No dia seguinte, era inevitável uma tarde de televisão com um daqueles filmes americanos dos anos quarenta onde, entre flocos de neve, se desenhava um mundo perfeito. No qual até os maus tinham direito à remissão, e os solitários à companhia, em algum momento miraculoso que antecedia a consoada. Como acontecera no Christmas Carol, de Dickens, em que até o avaro Ebenezer Scrooge passou a gostar da quadra, ou com o suave milagre contado por Eça, com um Jesus atento e democrático entrando pela casa adentro de quem apenas precisava de compaixão. Depois, nos anos em que por suposta firmeza ideológica o escrevi com minúscula, mantive, talvez por hábito, talvez por necessidade, a esperança de que cada Natal correspondesse, pelo menos, a um tempo no qual os mais pobres se sentiam menos pobres e as pessoas de boa índole se esforçavam por parecer, ou por ser, generosas.

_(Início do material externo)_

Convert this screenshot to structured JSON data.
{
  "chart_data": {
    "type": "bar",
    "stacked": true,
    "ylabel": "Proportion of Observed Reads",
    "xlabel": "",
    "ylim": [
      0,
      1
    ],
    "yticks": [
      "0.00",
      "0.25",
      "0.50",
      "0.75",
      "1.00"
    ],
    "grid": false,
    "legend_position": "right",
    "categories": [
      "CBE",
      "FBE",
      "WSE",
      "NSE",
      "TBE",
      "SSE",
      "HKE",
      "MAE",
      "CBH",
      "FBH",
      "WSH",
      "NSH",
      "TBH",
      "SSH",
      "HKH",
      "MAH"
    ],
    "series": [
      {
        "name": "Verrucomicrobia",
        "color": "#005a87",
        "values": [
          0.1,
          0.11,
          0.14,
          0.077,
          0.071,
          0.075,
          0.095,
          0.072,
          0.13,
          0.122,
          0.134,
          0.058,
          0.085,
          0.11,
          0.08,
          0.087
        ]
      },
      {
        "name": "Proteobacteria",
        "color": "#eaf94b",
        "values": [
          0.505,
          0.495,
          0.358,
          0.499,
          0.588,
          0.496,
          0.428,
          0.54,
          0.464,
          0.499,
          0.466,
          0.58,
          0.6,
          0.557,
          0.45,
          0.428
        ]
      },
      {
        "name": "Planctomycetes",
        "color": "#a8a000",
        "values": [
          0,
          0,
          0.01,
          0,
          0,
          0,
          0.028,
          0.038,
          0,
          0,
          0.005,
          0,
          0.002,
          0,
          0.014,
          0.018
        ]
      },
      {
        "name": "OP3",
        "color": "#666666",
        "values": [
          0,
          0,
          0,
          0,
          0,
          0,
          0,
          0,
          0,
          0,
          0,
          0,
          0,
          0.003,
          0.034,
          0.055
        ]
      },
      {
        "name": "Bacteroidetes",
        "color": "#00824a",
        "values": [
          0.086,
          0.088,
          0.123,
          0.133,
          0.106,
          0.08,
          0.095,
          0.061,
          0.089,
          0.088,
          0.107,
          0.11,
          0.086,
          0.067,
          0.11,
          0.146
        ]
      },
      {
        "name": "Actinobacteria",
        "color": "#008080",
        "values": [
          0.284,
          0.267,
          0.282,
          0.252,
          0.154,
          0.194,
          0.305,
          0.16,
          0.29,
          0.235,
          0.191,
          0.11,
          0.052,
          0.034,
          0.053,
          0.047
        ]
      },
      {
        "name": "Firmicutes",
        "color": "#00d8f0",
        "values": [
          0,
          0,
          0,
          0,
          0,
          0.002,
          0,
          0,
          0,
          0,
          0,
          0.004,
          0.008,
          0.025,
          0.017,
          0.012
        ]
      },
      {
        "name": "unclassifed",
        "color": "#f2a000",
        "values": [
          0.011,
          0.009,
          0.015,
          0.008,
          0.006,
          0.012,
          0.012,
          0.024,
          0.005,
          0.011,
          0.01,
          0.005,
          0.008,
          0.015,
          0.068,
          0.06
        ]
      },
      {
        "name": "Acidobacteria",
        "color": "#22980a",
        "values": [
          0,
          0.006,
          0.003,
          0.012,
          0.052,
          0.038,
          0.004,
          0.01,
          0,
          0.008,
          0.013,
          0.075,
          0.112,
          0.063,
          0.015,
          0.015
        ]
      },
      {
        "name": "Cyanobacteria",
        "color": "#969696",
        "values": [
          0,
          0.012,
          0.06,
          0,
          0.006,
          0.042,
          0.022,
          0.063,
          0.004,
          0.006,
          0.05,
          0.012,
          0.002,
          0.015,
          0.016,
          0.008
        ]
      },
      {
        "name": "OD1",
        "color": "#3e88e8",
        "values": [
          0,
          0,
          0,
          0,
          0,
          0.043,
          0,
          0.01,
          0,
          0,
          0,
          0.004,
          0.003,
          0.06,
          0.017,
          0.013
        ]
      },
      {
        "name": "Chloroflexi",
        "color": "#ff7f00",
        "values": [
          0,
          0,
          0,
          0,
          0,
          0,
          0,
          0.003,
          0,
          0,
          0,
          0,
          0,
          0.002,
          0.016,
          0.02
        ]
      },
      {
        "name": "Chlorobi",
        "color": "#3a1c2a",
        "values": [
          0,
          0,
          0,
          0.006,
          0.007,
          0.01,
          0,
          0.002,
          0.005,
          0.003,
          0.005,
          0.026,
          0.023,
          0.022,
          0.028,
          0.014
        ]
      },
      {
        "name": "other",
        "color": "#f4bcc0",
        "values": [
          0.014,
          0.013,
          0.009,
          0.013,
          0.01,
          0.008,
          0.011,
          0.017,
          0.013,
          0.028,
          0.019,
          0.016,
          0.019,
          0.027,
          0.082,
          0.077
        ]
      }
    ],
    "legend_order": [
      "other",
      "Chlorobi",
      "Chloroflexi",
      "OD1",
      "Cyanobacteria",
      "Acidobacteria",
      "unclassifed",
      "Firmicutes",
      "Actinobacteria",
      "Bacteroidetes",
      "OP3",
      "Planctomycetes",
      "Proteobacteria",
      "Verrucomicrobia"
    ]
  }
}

Esta manhã, numa surtida extemporânea e infeliz a um centro comercial, percebi como tudo isso mudou, tornando-se o seu oposto. Ao som de Bing Crosby, de Doris Day e dos guizos de renas, ressuscitados porque o Natal tem destas particularidades e a visão hollywodesca de uma consoada comercial se tornou modelo global, só encontrei pessoas que se empurravam, umas tentando passar à frente das outras, empregados impacientes com as exigências dos clientes de ocasião, crianças insolentes que quase levavam os pais à loucura, casais desavindos por causa das opções de compra, automobilistas zangados por não encontrarem um lugar para estacionar ou não darem com o caminho de regresso a casa. Milhares de pessoas a arrastarem-se em cumprimento de um dever que mais parecia uma penitência do que a preparação para a proclamada festa da família.
O pior, porém, foi ter-me ficado a convicção de que nunca este ambiente foi tão mau. A falta de dinheiro, o desemprego, a pressão das incertezas, o apagamento dos futuros plausíveis, a desconfiança que pauta o dia de quem se levanta sem saber como se irá deitar, estão a destruir aquilo que restava do calor do Natal. A reduzi-lo a uma pobre caricatura. Fica talvez a secreta esperança de que, pelo menos por uma vez, quando a noite de dezembro descer e estivermos a comer as rabanadas, em vez da velha flâmula anunciando nas alturas a «paz na terra aos homens de boa vontade», os anjos se armem de novo de espadas chamejantes e enviem um raio poderoso que fulmine aqueles que até a fantasia tranquila de um Natal pacífico e de esperança foram capazes de roubar.